The Almighty Creator of Heaven and Earth, like most reasonable entities old enough to appreciate it, was a huge fan of the long-running '70s-era PI comedy-drama The Rockford Files, as well as its preternaturally charming star James Garner. So, we can only imagine how excited He must be to finally get His chance to meet the 86-year-old Hollywood icon after Garner passed through St. Peter's Gates last night. Now He has pretty much the entire cast of The Great Escape!

And now a word from Polaroid:


3. Have You Seen A 59-Foot Rubber Ducky? It Was Just Floating In This Chinese River A Few Days Ago 

A 59-foot rubber duck sculpture by Dutch artist Florentijn Hofman was washed away from its mooring point on China's Nanming River earlier this week following several days of extremely heavy rain.
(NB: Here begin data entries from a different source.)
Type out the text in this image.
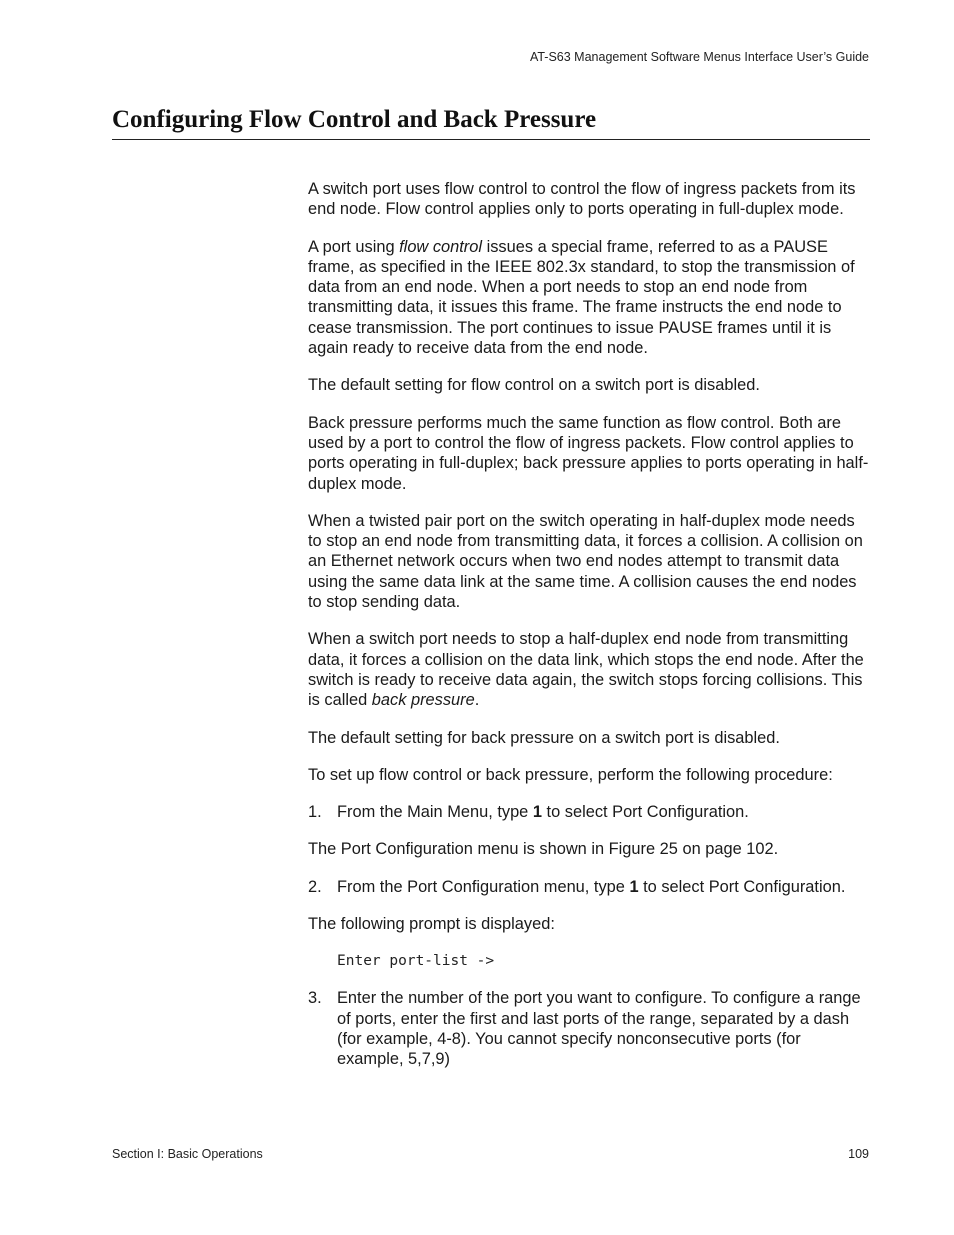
AT-S63 Management Software Menus Interface User’s Guide
Configuring Flow Control and Back Pressure

A switch port uses flow control to control the flow of ingress packets from its end node. Flow control applies only to ports operating in full-duplex mode.

A port using flow control issues a special frame, referred to as a PAUSE frame, as specified in the IEEE 802.3x standard, to stop the transmission of data from an end node. When a port needs to stop an end node from transmitting data, it issues this frame. The frame instructs the end node to cease transmission. The port continues to issue PAUSE frames until it is again ready to receive data from the end node.

The default setting for flow control on a switch port is disabled.

Back pressure performs much the same function as flow control. Both are used by a port to control the flow of ingress packets. Flow control applies to ports operating in full-duplex; back pressure applies to ports operating in half-duplex mode.

When a twisted pair port on the switch operating in half-duplex mode needs to stop an end node from transmitting data, it forces a collision. A collision on an Ethernet network occurs when two end nodes attempt to transmit data using the same data link at the same time. A collision causes the end nodes to stop sending data.

When a switch port needs to stop a half-duplex end node from transmitting data, it forces a collision on the data link, which stops the end node. After the switch is ready to receive data again, the switch stops forcing collisions. This is called back pressure.

The default setting for back pressure on a switch port is disabled.

To set up flow control or back pressure, perform the following procedure:

1. From the Main Menu, type 1 to select Port Configuration.

The Port Configuration menu is shown in Figure 25 on page 102.

2. From the Port Configuration menu, type 1 to select Port Configuration.

The following prompt is displayed:

Enter port-list ->
3. Enter the number of the port you want to configure. To configure a range of ports, enter the first and last ports of the range, separated by a dash (for example, 4-8). You cannot specify nonconsecutive ports (for example, 5,7,9)
Section I: Basic Operations	109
Local radio stations are urging Chinese citizens to keep an eye out for the massive bright yellow, missing inflatable, asking, "If you live along the river and see an 18-meter tall big yellow duck, please call 5961027."


4. Super Hot Dude From That Band Your Little Sister Likes A Lot Just Got Married, Which Is Probably Why She's Been Crying Recently

Adam Levine has reportedly married his latest supermodel girlfriend, professional Victoria's Secret sexy-underwear-wearer Behati Prinsloo, over the weekend in Los Cabos, Mexico. Our condolences to all the delusional junior high students to whom this surely comes as a crushing disappointment. Hopefully they can write some poetry about it and feel better.


5. R.J. Reynolds Ordered To Pay Cancer Victim's Widow's $23.6 Billion — Or, To Put It Another Way, Enough Money For A Year's Worth Of Cigarettes

The widow of a man who died of lung cancer after strong arms from the R. J. Reynolds Tobacco Company held him down and forced him to inhale the smoke from hundreds of thousands of cigarettes over the course of his 36-year life (or so I'm assuming) was awarded $23.6 billion dollars from a Florida jury.